An important part of our job is providing in-depth information about tests to prospective clients. Recently, an international corporation reached out with a Request For Information, and specified: “only occupational assessments with externally validated reliability and validity data will be considered.” Experience tells me that when clients make this statement on an RFI they are looking for a particular accreditation, and while this is perfectly understandable there are reasons why my inner pedant finds this problematic.

So where’s the problem in requiring that a test is valid before you buy into it? Well, it’s not a problem at all. The problem is more what constitutes “externally validated reliability and validity data” when taken at face value. By understanding where this notion of ‘validity’ comes from, we can analyse tests on our own terms rather than simply taking someone else’s word for it, leading us to make more informed choices and achieve better outcomes.

“The ‘Registered Test’ status is seen as something of a kitemark by prospective clients.”

Here in the UK, test publishers submit their tests for review through the British Psychological Society (BPS). EFPA (the European Federation of Psychologists’ Associations) have laid out a set of standards to guide the review process. Your submission is inspected and rated according to a standardised model from the EFPA and once complete, the BPS will publish their findings in a ‘Test Review’.  If your test displays certain minimum standards, it can also be ‘Registered’.  Many see ‘Registered Test’ status as something they can rely on to ensure test quality, even although the reality is that this varies greatly.

“True ‘external validation’ would be where an independent body takes your test and gathers their own data for their own analysis”.

Maybe this is where the pedant in me gets in the way; such a review does not provide ‘an external validation of reliability and validity data’. For me, a true ‘external validation’ would be where an independent body uses your test to gather their OWN data, does their own analysis of internal consistency, retest reliability, construct and criterion validity etc.

It would, of course, be hugely time consuming and impractical for a body like BPS / EFPA to gather their own data.  What they do instead is review the information and data gathered and presented by the test publisher, which is not a bad place to start at all. I just want to be clear that in terms of what external validation is, data from the test publisher regarding their own assessment is not technically an external analysis.

The kind of data presented by test publishers is also technically complicated by nature, so again due to time constraints the review doesn’t reflect an in depth analysis. Rather, it provides an overall seal of approval from an authoritative voice to say ‘I have looked at the information presented and against a defined set of standards the test is Excellent / Good / Adequate / Inadequate / not enough information presented to rate’, (these being the rating classifications from EFPA).

Whilst this can be really helpful for non psychology professionals to gain a sense of the test’s qualities as described by the publisher, a closer look might reveal that not all tests are made equal even though they are subject to the same standardised review process.

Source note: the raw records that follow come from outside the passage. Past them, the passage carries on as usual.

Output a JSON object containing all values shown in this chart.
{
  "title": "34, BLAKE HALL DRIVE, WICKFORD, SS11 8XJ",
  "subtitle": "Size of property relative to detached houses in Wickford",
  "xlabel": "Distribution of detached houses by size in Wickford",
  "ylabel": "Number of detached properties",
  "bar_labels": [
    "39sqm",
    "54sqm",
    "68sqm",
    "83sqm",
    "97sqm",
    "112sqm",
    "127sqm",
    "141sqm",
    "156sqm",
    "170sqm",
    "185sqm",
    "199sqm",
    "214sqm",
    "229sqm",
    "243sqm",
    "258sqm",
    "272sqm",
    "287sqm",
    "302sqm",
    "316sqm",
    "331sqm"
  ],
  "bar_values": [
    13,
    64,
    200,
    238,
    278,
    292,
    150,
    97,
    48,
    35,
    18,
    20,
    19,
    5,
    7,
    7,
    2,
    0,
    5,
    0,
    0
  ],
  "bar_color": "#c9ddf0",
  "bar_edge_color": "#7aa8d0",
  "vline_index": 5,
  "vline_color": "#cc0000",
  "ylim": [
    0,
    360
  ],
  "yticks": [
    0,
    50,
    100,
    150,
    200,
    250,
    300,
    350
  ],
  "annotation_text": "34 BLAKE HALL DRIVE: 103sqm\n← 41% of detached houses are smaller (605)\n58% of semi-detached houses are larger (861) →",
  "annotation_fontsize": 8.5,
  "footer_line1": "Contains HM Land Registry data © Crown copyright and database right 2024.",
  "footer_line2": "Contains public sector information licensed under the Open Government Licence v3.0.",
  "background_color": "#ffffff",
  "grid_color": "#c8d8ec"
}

To illustrate my point, one BPS Review I read recently showed that the test publisher presented a number of studies with data, also adding that  ‘ and we’ve also done another ten studies this year’.  No data was presented for these ten studies. They may have shown the test wasn’t predictive of anything, we simply don’t know. The spirit of the reviewer’s comments was that this was enough to be considered as “Good” by EFPA standards, presumably because it cites ‘a lot of studies’. In my view, these ten studies shouldn’t have been mentioned as part of the review at all as they were entirely without substance.

So, Test Review and Test Registration is a great scheme for what it is intended to be; a device to help those without specific technical insight gain some understanding of a test’s qualities.  However, it is not an ‘external validation’ as such. And as I have been hinting at, relying on the review alone doesn’t necessarily guarantee the integrity of the test.

As an educator I have delivered many courses on how we can evaluate the scientific studies that underpin test data, and it is often a revelation for students when they start to be able to critically evaluate tests for themselves.

I’ve witnessed learners become quite confused as to why long standing tests endorsed by international and ‘big name’ businesses can fail to stand up to scrutiny, because ‘How can a major corporation be wrong?’ In developing test user training, I believe that teaching critical evaluation skills is as important as teaching people how to use the tests and understand results.

I’ve also written about why I feel test user training is important previously (view article), and this adds to the message that the best person to evaluate a test is you the trained user, on behalf of your organisation.  Of course, test reviews are helpful and we support and engage with them at Podium, but we also encourage end-users to evaluate tests for themselves.

By saying ‘we’ll only consider externally validated assessments’ without any further investigation you may end up with a test for which the publisher did ‘ten studies last year,’ because, that’s impressive isn’t it?